Выбрать главу

— Кто такие? — спросил я рассматривая подростков.

— Так это, аманат, ваше высокоблагородие. — Растерялся солдат глядя на меня и моих ухорезов.

— Что за аманат?

— Аманат и есть аманат, обычный — смотрел на меня солдат, как на бестолкового.

— Заложники это, командир. — тихо подсказал Савва.

— А почему они в цепях и на оборванцев похожи? — Спросил я.

— Так, злые они как волчата. А в цепи приказано заковать, потому как родичи их в злоумышлении уличены. Его благородие штабс-капитан Горемыкин приказали.

— И много их?

— Девять, десятый в прошлом годе помер. — вздохнул солдат.

— Давай, грузи дрова и дуй в крепость со своими гавриками.

Мы поехали к крепости. Да и крепость, одно название. Земляной вал не выше двух с половиной метров. Ворота, ногой выбить можно. Часовой, увидев подъехавшую карету, засуетился, послав второго солдата оповестить начальство.

Я вылез из кареты и в сопровождении своих бойцов решительно направился к воротам.

— Стой, далее вход воспрещён. — остановил меня ефрейтор. Одетый в изрядно поношенный мундир, он стоял потный и растерянный, пытаясь совместить устав караульной службы и прибытие непонятного начальства.

— Сейчас начальник караула прибудет, ваше высокоблагородие.

Из ворот, суетливо поправляя мундир, вышел молодой подпоручик. Увидев меня и мою свиту, он окончательно сник и, борясь с непослушными пуговицами, вытянулся в струнку.


— Подпоручик Лунёв, господин полковник. Чем обязан? — голос его дрогнул.
— Желаю видеть вашего начальника, — сухо отрезал я.
— Господин полковник, штабс-капитан Горемыкин… он не совсем здоров… лихорадка, — замялся офицер, избегая прямого взгляда.
— Я вполне могу представить природу его лихорадки. Ведите, подпоручик, у меня нет времени на церемонии, — мои слова прозвучали как приказ.

Лунёв обречённо вздохнул и повёл нас внутрь. Картина, открывшаяся взору, была удручающей, даже по меркам здешних мест. О готовности к обороне и говорить не приходилось — всё здесь с момента постройки медленно, но верно ветшало, представляя собой печальное зрелище запустения. Когда мы приблизились к двери штабного дома, оттуда донесся хриплый, прерывистый крик:
— В шею! Всех… ко всем чертям! Плевать я хотел… — далее поток грязной, бессвязной брани.

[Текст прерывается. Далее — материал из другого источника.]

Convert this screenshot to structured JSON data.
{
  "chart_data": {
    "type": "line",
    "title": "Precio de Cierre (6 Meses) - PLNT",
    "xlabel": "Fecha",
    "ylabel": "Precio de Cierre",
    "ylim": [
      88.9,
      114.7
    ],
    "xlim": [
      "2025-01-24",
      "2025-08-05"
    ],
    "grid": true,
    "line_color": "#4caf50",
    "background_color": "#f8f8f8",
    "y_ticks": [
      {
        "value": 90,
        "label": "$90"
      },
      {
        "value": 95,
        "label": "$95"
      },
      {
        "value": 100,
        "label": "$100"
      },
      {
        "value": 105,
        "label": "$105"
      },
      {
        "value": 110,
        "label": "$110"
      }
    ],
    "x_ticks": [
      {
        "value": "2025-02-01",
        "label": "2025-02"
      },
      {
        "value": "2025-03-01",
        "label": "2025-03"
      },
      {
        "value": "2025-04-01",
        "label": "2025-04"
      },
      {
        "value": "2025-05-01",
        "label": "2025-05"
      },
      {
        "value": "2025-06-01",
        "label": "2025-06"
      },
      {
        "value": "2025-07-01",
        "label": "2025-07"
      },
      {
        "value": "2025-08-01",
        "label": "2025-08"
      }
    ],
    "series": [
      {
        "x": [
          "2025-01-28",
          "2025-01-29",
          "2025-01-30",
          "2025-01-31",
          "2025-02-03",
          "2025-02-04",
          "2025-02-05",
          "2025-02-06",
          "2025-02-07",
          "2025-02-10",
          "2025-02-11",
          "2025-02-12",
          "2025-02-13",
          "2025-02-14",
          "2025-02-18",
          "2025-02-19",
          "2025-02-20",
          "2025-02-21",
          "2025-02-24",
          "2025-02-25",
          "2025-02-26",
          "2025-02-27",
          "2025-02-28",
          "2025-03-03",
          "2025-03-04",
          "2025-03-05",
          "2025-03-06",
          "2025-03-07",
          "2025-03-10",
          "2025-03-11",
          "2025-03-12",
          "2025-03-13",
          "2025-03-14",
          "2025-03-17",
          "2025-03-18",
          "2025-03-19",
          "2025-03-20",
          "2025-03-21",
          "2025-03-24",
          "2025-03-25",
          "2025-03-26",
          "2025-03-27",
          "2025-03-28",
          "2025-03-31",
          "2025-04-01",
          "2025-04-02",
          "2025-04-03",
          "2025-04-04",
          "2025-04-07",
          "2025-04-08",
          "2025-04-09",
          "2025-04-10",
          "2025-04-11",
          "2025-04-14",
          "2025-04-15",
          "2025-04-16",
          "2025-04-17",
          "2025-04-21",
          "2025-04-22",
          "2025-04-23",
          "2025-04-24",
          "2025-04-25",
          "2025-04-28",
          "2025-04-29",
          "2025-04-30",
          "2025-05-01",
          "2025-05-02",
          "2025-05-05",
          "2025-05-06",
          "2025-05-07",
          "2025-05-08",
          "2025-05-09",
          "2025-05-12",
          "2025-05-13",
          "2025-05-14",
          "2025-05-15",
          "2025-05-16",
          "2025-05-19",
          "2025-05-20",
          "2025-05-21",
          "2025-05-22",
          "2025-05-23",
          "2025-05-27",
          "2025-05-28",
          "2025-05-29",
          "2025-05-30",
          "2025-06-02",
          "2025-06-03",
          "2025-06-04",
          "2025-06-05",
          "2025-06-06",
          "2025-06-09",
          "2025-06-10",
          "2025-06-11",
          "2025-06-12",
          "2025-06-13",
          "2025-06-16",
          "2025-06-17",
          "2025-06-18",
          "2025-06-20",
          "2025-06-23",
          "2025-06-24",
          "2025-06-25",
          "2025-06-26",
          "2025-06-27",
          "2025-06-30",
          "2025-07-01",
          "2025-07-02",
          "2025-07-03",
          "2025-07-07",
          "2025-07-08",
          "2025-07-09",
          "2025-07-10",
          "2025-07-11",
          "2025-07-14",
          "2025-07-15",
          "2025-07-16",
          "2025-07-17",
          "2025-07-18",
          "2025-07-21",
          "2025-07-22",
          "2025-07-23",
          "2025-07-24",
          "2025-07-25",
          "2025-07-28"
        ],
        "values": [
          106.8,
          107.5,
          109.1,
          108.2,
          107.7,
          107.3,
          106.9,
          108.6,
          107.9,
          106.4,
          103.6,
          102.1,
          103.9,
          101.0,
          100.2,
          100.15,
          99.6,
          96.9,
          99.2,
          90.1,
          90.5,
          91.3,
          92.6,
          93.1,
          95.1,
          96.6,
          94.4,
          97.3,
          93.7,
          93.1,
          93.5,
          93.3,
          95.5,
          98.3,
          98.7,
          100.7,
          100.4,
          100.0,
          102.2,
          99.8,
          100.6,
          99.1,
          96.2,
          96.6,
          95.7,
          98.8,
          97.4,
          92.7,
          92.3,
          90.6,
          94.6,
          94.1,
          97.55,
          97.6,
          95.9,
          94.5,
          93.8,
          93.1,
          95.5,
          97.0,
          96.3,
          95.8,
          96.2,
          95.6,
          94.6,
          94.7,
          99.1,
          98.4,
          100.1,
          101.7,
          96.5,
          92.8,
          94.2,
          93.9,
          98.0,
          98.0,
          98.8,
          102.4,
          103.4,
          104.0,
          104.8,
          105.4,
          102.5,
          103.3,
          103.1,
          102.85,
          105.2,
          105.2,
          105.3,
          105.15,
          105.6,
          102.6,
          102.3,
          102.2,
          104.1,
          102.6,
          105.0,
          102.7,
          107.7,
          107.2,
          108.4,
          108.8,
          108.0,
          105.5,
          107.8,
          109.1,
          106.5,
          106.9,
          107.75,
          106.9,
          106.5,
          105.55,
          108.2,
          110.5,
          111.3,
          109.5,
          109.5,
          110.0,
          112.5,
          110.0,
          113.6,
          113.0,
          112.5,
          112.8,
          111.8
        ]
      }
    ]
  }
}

Подпоручик замер, густо покраснев. На его лице читалась смесь жгучего стыда и страха.
— Успокойтесь, подпоручик, — холодно заметил я. — Очередной неоценённый стратег, терзаемый тонкими материями. Сколько у вас содержится аманатов?
— Девять душ, господин полковник. Отроки от десяти до четырнадцати лет, — доложил он, с трудом подбирая слова.
— Есть ещё такие пункты содержания заложников?
— Так точно, господин полковник. В укреплении Крестовском, под Грозной. Там, кажется, десять или двенадцать человек. Больше не знаю.
— Хорошо. На обратном пути я заберу ваших аманатов. Под мою ответственность.
— Но, господин полковник… как это возможно? — офицер растерянно замямлил, не веря своим ушам.
— Если я отдаю приказ, значит, имею на то полномочия. Впрочем, можете оставить их себе, — я намеренно сделал паузу, глядя на него, и добавил с ледяным равнодушием: — Ваше дело.
— Нет, нет, что вы! Всё будет исполнено!.. А когда прикажете ожидать? — засуетился он, окончательно сломленный.
— Точного дня не назову. Дня через три. Мне пора.

Мы вышли за ворота. Я уже собирался сесть в карету, но, обернувшись и взглянув на жалкое укрепление и на молодого офицера, который был продуктом и заложником этой системы, не сдержался.
— Послушайте моего совета, подпоручик, — тихо, но так, чтобы слышал он один. — Займитесь укреплением этого гов… этого места. Поверьте мне, набег может случиться когда угодно. А у вас здесь, мягко говоря, не лучший порядок. И не оглядывайтесь на разложившееся начальство. Смерть со спущенными штанами — ещё не самое позорное, что может здесь случиться.

Он молча, тяжело кивнул. В его глазах читалось не только понимание, но и глубокая, безнадёжная усталость.

База третьей сотни меня порадовала. Веселов не только восстановил, он дополнительно укрепил свою базу. Везде порядок и никакого праздного шатания. Все при деле. Мой приезд был неожиданностью для сотника, но он очень обрадовался.